Saramago, o último grande narrador
Numa cultura dominante em que a pulsão da morte constitui a sua essência, o escritor José Saramago, falecido aos 87 anos no dia 18 de junho, foi uma brilhante e genial exceção. Português da aldeia de Azinhaga, filho de pais pobres da região do Ribatejo, Saramago não era homem de concessões hipócritas quanto a princípios morais e políticos nos quais acreditava, e, por isso mesmo, numa época em que tudo está à venda ou pode ser relativizado em nome de projetos pessoais e / ou de grupos, ele se manteve coerente até o fim da vida. Para o bem da alta literatura, dos ideais socialistas e da própria humanidade.
Antigo militante do Partido Comunista Português, Saramago não era “comunista de carteirinha” por acaso. Filiou-se ao PCP em 1969, quando Portugal ainda vivia a ditadura salazarista. O ato foi apenas a formalização de uma militância socialista que vinha de longa data, efeito da sensibilidade moral de um jovem que, tendo nascido no meio de pobres e miseráveis, cedo discerniu as causas da desigualdade social e econômica dos portugueses. Aluno brilhante, teve de abandonar o colégio porque seus pais não podiam pagar seus estudos.
Podia, pela revolta, renegar e esconder sua origem pobre. Podia, como fazem muitos na ascensão social, defender idéias da classe que espoliava os lavradores e proletários do Ribatejo. Podia, por vergonha, fingir que nunca foi pobre. Podia, simplesmente, esquecer. Mas há gente que nasce para lembrar, porque nunca esquece de si mesmo em suas origens. E lembrar por si e pelos outros, pelos que têm boca e língua, mas nunca são escutados; têm olhos e visão, mas são invisíveis em um mundo onde a luz parece se projetar apenas sobre os bens, a riqueza, o luxo, o poder e a ostentação.
Em Saramago, essas dimensões de mestre do romance e de ativista político e social se imbricavam sem que uma tolhesse ou recalcasse a outra. Foram sempre a expressão de uma persona criativa e combativa, rica de uma humanidade onde percebemos a sabedoria dos simples de coração, o humor, a luta dos deserdados, a crítica social e dos (hipócritas) costumes, a denúncia da cegueira de um mundo onde a morte inspira a política do capital, o alerta a respeito da alienação coletiva dos seres humanos, embrutecidos na malha da indústria cultural da incultura.
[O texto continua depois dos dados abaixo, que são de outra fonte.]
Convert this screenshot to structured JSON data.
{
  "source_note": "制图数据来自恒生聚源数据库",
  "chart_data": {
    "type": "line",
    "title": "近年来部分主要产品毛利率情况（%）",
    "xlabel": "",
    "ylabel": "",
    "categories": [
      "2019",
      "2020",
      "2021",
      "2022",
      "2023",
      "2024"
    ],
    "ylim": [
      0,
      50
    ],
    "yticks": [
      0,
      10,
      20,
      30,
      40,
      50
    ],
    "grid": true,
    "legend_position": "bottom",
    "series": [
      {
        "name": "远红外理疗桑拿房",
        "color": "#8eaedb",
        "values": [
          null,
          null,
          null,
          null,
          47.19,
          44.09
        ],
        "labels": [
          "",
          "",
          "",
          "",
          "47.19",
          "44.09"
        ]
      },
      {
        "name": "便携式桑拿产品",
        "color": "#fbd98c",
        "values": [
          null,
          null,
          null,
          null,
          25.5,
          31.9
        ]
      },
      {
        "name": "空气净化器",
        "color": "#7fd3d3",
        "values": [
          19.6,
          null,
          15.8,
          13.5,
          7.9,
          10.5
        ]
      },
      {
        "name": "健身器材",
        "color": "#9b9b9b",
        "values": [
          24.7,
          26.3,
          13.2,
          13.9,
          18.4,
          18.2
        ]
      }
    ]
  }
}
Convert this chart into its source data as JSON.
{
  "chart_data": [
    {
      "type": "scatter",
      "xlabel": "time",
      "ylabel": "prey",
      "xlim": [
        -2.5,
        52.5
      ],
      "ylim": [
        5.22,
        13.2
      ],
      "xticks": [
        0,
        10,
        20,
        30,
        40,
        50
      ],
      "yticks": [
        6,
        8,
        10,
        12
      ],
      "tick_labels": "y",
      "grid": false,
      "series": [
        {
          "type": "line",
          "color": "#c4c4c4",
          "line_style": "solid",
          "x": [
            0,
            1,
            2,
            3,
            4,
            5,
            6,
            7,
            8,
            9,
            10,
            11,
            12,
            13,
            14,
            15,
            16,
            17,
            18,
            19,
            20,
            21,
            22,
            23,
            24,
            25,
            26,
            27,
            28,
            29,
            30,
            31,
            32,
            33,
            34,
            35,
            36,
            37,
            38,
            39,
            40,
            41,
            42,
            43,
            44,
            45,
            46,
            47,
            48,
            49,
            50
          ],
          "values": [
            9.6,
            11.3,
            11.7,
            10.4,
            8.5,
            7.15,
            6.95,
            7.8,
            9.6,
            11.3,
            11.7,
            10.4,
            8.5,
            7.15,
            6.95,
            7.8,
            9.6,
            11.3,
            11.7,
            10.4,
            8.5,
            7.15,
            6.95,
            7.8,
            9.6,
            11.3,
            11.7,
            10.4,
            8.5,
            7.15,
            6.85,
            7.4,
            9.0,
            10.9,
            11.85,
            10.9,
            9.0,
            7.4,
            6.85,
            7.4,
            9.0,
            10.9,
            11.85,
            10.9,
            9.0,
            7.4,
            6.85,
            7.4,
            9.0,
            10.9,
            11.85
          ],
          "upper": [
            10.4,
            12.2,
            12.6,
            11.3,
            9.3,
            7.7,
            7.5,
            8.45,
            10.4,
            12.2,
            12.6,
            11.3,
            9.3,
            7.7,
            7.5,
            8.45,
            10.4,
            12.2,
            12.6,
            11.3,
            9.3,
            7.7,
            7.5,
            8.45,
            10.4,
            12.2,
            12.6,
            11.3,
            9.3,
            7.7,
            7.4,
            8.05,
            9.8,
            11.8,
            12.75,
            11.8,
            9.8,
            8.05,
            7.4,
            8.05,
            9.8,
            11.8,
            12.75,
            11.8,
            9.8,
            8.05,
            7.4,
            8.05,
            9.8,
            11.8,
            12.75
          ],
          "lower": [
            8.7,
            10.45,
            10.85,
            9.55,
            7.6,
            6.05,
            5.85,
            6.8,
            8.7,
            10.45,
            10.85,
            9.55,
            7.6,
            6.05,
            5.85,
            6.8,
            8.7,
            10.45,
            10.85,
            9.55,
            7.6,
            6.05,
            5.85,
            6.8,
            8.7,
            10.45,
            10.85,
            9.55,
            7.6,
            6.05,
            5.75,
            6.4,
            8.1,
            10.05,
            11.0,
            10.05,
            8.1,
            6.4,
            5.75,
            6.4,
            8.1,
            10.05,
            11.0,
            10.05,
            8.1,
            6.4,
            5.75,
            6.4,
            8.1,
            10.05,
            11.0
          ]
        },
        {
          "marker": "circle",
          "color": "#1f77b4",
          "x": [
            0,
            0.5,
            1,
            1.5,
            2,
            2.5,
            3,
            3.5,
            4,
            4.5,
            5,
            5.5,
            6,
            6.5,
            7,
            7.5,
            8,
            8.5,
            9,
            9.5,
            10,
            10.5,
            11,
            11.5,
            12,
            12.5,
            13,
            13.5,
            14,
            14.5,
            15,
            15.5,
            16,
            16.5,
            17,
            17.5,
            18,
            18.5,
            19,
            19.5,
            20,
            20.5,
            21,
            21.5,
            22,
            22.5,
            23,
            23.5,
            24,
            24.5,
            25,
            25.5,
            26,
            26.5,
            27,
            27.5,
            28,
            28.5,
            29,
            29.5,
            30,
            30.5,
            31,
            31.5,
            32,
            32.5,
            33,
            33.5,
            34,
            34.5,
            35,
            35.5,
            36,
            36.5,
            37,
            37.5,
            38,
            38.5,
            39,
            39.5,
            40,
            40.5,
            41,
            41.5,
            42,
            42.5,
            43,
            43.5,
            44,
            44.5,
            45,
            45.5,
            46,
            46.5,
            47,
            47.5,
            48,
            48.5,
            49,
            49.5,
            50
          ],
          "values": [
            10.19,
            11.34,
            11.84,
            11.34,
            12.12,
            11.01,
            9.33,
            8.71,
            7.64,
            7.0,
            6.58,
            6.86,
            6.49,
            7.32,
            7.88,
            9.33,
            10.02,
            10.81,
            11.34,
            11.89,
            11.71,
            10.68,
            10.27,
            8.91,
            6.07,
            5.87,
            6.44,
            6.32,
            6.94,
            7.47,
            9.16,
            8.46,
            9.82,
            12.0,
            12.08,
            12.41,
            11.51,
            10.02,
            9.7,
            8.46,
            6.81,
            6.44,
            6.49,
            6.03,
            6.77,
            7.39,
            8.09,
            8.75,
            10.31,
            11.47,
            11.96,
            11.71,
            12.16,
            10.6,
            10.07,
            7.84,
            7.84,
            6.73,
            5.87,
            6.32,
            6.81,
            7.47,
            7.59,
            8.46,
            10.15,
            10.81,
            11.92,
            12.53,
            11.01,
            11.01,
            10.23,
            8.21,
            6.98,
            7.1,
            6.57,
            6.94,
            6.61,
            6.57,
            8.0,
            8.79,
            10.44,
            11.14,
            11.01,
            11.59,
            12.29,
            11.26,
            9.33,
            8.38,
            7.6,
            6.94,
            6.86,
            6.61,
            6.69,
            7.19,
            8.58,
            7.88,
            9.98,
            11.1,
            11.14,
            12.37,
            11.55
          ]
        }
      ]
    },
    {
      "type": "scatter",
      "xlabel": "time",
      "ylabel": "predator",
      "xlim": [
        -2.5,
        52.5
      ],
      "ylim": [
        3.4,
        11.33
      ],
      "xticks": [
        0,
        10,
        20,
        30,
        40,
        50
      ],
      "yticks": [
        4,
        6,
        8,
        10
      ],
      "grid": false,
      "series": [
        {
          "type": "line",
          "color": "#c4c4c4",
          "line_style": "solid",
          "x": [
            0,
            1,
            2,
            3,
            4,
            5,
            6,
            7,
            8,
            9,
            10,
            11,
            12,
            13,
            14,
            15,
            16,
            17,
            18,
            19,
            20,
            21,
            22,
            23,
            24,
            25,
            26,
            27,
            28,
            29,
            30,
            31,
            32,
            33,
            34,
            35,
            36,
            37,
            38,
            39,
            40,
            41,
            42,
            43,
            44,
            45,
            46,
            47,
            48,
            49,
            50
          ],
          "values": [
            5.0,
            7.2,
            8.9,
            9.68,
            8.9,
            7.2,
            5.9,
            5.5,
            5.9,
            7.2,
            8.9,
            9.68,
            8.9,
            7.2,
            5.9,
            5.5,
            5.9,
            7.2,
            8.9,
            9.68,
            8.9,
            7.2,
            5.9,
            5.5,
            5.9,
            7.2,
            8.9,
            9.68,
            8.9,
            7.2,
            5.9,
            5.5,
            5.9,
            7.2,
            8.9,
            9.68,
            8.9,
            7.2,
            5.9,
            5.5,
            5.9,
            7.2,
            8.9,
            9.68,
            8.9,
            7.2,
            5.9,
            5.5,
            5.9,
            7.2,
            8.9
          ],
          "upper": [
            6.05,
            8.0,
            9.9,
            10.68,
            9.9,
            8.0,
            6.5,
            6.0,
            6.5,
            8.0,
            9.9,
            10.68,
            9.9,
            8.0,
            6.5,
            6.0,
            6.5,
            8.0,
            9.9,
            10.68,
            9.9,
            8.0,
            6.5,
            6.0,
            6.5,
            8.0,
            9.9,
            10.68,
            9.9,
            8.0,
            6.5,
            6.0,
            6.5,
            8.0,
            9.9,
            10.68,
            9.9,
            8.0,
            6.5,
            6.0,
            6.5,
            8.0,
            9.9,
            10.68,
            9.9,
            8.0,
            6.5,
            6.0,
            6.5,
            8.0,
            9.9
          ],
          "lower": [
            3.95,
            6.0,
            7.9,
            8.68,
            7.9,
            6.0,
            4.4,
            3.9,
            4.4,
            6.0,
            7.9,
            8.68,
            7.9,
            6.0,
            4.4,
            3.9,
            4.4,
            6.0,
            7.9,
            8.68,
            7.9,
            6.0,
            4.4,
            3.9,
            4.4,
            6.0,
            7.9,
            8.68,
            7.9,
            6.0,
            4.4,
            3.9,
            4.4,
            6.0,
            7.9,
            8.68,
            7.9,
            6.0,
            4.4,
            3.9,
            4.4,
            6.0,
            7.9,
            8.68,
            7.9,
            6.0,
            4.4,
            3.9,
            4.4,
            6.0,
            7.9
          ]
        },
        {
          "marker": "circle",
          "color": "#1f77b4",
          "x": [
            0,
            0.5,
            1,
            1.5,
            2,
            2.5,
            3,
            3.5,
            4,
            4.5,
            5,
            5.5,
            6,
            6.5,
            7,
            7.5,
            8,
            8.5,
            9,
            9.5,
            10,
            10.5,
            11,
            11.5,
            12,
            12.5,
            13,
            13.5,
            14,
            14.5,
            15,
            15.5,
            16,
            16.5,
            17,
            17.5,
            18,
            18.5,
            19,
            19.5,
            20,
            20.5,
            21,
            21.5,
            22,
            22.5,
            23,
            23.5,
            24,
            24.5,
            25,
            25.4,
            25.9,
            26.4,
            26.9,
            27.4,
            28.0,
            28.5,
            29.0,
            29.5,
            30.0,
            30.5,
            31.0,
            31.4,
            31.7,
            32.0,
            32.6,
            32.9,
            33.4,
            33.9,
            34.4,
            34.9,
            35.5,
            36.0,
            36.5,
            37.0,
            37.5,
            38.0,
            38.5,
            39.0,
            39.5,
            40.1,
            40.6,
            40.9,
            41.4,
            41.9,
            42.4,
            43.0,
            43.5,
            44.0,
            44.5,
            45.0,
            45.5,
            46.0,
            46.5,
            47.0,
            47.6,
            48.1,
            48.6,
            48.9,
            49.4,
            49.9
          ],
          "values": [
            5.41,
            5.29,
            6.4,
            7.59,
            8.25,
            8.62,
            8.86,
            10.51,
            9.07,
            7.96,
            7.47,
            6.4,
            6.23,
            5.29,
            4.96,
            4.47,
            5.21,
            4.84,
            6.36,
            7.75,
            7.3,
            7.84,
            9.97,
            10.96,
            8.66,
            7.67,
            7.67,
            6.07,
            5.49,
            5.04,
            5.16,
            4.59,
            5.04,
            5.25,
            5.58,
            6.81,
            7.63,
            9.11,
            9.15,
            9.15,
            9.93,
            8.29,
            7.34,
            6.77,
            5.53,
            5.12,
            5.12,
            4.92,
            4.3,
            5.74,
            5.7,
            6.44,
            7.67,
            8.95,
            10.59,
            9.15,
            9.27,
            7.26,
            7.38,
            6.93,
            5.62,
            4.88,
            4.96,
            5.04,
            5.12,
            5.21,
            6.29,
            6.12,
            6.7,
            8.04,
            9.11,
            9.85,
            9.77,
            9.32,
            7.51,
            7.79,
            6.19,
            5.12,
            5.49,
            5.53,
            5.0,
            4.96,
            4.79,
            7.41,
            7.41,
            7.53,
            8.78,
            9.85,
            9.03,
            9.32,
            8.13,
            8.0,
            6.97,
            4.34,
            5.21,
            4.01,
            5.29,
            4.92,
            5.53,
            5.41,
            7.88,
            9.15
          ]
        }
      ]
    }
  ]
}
O poder de sua fábula traduzia justamente este universo, e não por acaso pode explicar o fato de alguns o considerarem “difícil” e ao mesmo tempo ele ser tão lido e admirado por milhões de pessoas, em várias línguas. Em um dos seus raros acertos, o comitê de literatura lhe concedeu o Prêmio Nobel em 1998.
Saramago é, possivelmente, o último grande narrador da humanidade, considerada esta em sua dimensão de um espírito ou idéia universal. Em suas obras, não há como não nos reconhecermos como seres humanos completos, na dor ou na alegria, vivos ou mortos, duvidando dos deuses e das crenças, amando e buscando. Sua morte marca (e aqui a frase feita cabe) o fim de uma época em que a literatura está moribunda e submetida aos escapismos de estilos que apenas revelam sua pobreza. Também simbolicamente, sua morte ocorre em um momento no qual há uma pulsão de morte no movimento de forças econômicas e políticas erguendo-se do espólio neoliberal em vários países europeus, numa onda neofascista que criminaliza migrantes, trabalhadores, etnias não brancas, ativistas políticos e sociais de esquerda, além de estudantes e desempregados.
Contra tudo isso, o grande narrador português nos deixou uma obra para travar um combate que significa a permanência de uma luz que ele fez brilhar nos seus personagens. Em Memorial do Convento, um dos seus grandes romances, os protagonistas Baltasar Sete-Sóis e Blimunda Sete-Luas são a quintessência do amor perene entre um homem e uma mulher, para além do tempo, das fogueiras da Inquisição, da velhice. Quem vê a vida de Saramago, sente que ele tinha o mesmo amor pela humanidade.
Roberto Numeriano é cientista político (UFPE), professor, jornalista e candidato do PCB ao Governo do Estado de Pernambuco.